|Camellia sasanqua 'Yuletide' 5 January 2023|
Today is January 5 2023 and I have yet to start writing blogs with regularity. It is not only because of the weather and the holidays. It has something to do with this melancholy and grief that I feel in missing my Rosemary. The two cats stare at me and beckon me to go up to the bedroom to lie with them. I cannot resist Niño’s stare. It is somewhat placid but Niña stares at me in a sorry gloom and I feel sorry for the pair. So I don’t write.
I was alone for Christmas Eve and also for New Year’s Eve. In my past I don’t remember ever having a Christmas Eve alone. For a few New Year’s Eves I was alone with Rosemary. I would call this alone/together. That is not at all in being just alone.
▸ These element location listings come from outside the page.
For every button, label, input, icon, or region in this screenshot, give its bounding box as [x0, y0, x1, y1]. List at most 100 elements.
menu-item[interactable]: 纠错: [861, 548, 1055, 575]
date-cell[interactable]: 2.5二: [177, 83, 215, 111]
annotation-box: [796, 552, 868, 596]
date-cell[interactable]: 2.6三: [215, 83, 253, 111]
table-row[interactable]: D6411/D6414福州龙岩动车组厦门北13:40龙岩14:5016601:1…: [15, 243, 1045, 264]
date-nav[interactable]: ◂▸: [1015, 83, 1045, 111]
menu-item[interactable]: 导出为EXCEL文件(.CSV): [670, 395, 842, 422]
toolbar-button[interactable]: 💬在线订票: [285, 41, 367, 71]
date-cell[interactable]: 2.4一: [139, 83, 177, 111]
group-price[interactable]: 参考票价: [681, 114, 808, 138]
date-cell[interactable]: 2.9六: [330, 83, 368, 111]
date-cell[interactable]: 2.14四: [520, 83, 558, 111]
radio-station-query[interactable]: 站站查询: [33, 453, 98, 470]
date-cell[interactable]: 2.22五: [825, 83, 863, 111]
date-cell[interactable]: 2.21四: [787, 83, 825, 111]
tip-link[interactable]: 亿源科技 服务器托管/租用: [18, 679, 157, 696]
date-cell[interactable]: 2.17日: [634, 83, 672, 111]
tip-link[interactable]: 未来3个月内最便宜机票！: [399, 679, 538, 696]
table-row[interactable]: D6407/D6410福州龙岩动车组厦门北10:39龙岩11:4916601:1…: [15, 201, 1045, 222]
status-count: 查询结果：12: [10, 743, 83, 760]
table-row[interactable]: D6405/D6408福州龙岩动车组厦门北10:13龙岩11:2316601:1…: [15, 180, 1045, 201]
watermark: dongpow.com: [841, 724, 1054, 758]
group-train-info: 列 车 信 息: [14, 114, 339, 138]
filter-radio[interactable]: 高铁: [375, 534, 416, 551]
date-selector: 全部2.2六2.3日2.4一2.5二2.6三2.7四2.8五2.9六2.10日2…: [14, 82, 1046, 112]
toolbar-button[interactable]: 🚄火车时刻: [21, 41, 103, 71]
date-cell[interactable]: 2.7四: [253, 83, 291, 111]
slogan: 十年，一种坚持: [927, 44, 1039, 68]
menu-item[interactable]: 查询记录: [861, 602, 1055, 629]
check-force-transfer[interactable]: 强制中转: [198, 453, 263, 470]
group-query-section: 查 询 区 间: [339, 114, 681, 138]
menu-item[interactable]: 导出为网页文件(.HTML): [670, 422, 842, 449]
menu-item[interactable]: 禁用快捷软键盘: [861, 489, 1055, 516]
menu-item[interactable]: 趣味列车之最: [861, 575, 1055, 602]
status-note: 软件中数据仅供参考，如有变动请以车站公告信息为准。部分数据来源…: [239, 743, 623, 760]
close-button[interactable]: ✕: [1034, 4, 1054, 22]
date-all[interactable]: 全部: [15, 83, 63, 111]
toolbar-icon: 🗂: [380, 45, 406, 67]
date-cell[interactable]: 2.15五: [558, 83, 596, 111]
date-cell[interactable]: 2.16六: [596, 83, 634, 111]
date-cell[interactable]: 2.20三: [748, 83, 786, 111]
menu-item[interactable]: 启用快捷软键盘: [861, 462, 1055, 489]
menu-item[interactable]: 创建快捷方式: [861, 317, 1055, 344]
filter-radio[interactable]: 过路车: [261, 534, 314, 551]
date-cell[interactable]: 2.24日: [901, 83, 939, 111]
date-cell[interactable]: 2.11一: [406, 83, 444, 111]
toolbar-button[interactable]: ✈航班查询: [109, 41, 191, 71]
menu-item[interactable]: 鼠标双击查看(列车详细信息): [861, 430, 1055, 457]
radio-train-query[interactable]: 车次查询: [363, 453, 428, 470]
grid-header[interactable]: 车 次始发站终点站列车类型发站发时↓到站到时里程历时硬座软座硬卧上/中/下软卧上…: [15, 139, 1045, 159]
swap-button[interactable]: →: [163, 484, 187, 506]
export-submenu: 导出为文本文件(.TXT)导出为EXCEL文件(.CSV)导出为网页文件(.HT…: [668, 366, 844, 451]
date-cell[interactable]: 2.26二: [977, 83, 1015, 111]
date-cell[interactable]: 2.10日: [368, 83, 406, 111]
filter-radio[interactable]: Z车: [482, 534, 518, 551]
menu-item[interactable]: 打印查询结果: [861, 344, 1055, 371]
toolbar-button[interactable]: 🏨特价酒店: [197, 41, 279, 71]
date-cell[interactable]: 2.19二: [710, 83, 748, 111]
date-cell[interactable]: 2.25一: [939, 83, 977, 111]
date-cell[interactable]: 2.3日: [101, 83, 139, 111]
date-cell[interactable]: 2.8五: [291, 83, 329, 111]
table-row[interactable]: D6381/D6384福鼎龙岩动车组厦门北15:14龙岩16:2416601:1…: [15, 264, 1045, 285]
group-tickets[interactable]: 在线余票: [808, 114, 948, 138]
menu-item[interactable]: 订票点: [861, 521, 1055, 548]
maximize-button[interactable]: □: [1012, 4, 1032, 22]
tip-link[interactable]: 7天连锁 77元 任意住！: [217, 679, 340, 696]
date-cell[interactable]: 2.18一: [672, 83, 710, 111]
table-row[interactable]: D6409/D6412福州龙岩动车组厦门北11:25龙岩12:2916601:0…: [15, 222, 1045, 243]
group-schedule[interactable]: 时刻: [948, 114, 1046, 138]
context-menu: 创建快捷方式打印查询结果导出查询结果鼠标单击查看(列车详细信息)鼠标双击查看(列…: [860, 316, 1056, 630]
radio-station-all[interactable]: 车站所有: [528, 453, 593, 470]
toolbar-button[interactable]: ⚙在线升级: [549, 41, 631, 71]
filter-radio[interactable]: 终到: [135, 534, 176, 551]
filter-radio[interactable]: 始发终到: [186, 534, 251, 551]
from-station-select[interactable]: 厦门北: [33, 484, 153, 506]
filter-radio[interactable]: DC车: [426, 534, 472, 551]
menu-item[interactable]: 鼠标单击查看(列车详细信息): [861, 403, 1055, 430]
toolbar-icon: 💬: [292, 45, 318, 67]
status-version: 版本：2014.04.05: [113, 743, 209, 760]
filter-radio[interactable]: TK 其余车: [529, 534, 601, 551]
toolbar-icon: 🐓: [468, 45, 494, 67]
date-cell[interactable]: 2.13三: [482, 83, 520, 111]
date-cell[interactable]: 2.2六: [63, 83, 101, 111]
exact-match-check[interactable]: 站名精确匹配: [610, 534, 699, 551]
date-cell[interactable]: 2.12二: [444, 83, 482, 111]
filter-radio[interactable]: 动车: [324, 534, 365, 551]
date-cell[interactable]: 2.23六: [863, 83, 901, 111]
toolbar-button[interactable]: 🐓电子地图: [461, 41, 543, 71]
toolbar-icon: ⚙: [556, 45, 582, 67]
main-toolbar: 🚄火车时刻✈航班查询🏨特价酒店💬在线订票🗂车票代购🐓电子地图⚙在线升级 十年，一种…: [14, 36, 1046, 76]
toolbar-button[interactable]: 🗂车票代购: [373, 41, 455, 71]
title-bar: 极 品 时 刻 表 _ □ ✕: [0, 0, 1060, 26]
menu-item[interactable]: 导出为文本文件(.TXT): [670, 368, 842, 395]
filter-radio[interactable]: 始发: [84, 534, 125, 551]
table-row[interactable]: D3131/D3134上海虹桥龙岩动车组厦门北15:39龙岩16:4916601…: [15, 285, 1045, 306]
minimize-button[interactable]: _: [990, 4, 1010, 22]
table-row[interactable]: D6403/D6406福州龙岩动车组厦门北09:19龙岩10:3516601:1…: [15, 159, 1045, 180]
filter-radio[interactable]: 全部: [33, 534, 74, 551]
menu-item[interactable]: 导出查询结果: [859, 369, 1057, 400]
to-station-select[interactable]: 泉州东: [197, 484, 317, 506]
In our first year of being married back in 1968 I would have defined our situation as together/alone. We did not need anybody to share our being together.
In 2019 a year before Rosemary died she was keen on Camellia sasanqua ‘Yuletide’. This was a camellia that bloomed (if you were lucky) a couple of days before Christmas with a bright red flowers.
We purchased one at the GardenWorks in North Vancouver.
In 2022 I told my daughter Hilary to take care of my potted camellia as I had no room for it. She forgot to water it and it died. I was quite upset. Somehow I had to find one in memory of Rosemary. I found two in one gallon pots at Mandeville GardenWorks.
While it did not bloom until the 27th of December I have been looking at the two first flowers every day and postponing snipping it for a scan. Today I gave up. And here it is.
Camellia sasanqua ‘Yuletide’ you are in bloom, I am alive and I miss my Rosemary.